December 6, 2023 at 05:32PM
An unidentified actor exploited a patched Adobe ColdFusion vulnerability, CVE-2023-26360, on two US government agency servers, targeting legacy versions for reconnaissance without data theft or lateral movement. Adobe and CISA had previously ranked the flaw critical. Security tools detected the incidents, highlighting risks inherent in legacy systems.
Meeting Takeaways:
1. Unidentified attackers exploited a critical patched vulnerability, CVE-2023-26360, in Adobe ColdFusion, affecting two web servers at a US federal agency earlier this year.
2. CISA reported no evidence of data theft or lateral network movement but confirmed the incidents were likely reconnaissance efforts.
3. The attacks occurred in June and July, targeting legacy, unsupported ColdFusion versions on the servers.

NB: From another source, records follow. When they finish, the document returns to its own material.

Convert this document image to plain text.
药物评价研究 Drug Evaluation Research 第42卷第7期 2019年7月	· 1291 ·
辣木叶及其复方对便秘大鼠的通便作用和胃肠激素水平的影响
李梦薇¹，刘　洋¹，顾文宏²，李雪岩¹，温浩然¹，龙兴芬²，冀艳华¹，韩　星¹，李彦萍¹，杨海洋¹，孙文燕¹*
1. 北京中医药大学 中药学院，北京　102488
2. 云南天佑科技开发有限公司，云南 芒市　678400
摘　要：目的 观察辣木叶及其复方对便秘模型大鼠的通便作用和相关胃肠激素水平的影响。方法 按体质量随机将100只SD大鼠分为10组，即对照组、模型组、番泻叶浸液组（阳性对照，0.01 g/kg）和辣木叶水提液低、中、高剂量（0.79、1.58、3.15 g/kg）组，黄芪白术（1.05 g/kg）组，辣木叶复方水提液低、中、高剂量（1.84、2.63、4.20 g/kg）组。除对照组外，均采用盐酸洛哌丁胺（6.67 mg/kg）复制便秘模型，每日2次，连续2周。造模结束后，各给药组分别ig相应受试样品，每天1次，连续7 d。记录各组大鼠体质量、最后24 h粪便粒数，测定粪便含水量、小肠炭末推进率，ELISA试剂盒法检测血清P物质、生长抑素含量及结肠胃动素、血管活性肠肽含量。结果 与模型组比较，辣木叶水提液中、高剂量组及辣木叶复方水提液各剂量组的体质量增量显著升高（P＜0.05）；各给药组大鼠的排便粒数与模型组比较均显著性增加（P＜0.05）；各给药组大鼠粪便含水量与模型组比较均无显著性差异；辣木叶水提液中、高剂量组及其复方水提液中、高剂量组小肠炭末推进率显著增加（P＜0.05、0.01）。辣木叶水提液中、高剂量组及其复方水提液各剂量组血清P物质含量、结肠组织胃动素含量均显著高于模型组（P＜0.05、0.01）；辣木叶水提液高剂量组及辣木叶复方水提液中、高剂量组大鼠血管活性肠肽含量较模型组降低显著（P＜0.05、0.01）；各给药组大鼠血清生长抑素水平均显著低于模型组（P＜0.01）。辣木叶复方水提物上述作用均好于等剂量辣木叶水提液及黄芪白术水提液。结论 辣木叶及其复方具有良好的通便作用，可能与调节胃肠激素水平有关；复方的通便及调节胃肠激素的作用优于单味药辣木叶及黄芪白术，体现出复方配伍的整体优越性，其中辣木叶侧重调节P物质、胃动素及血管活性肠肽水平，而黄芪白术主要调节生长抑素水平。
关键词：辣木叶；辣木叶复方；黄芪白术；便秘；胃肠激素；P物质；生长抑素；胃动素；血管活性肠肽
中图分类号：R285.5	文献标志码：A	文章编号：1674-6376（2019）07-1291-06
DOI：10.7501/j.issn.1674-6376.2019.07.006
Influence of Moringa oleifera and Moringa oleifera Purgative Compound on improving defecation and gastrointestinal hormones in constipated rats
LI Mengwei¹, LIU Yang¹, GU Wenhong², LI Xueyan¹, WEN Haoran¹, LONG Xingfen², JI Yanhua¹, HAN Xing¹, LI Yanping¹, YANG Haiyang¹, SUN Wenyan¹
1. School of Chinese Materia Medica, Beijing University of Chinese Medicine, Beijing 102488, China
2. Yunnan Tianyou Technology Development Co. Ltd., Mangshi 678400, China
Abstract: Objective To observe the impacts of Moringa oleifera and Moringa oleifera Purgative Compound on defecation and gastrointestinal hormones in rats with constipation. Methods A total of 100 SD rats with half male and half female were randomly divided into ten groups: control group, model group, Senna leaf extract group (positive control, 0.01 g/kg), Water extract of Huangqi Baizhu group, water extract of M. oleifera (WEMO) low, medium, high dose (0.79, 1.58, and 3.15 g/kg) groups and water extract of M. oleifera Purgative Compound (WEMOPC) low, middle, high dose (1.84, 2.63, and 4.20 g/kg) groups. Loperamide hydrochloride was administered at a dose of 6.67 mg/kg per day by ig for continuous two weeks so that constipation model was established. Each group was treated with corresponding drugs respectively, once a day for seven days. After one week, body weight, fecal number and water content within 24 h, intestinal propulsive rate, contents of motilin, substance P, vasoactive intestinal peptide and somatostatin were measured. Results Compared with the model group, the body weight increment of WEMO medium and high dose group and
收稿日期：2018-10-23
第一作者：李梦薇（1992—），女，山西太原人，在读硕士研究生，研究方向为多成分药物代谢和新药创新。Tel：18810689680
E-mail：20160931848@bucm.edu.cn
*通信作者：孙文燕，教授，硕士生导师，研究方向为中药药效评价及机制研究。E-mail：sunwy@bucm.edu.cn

4. Adobe patched the vulnerability in March after reports of its active exploitation, and it was subsequently added to CISA’s Known Exploited Vulnerabilities catalog.
5. Adobe ColdFusion is less popular but still used by many organizations, including 60% of Fortune 500 companies, presenting a significant target for attackers.
6. In the June attack, the threat actor performed network checks and attempted to collect sensitive information after breaching the server.
7. In the subsequent July attack, the same or a different attacker breached another web server, exploring potential for lateral movement and collecting network and administrative information.
8. Microsoft Defender for Endpoint detected the potential exploit and triggered alerts in the agency’s pre-production environment.
9. Security professionals emphasize the risk posed by legacy systems like ColdFusion due to lack of updates and support, prevalence in organizations, and reduced monitoring.
10. The situation underlines the importance of regular software updates, advanced security measures, and transitioning away from unsupported legacy systems to mitigate vulnerabilities and cyber threats.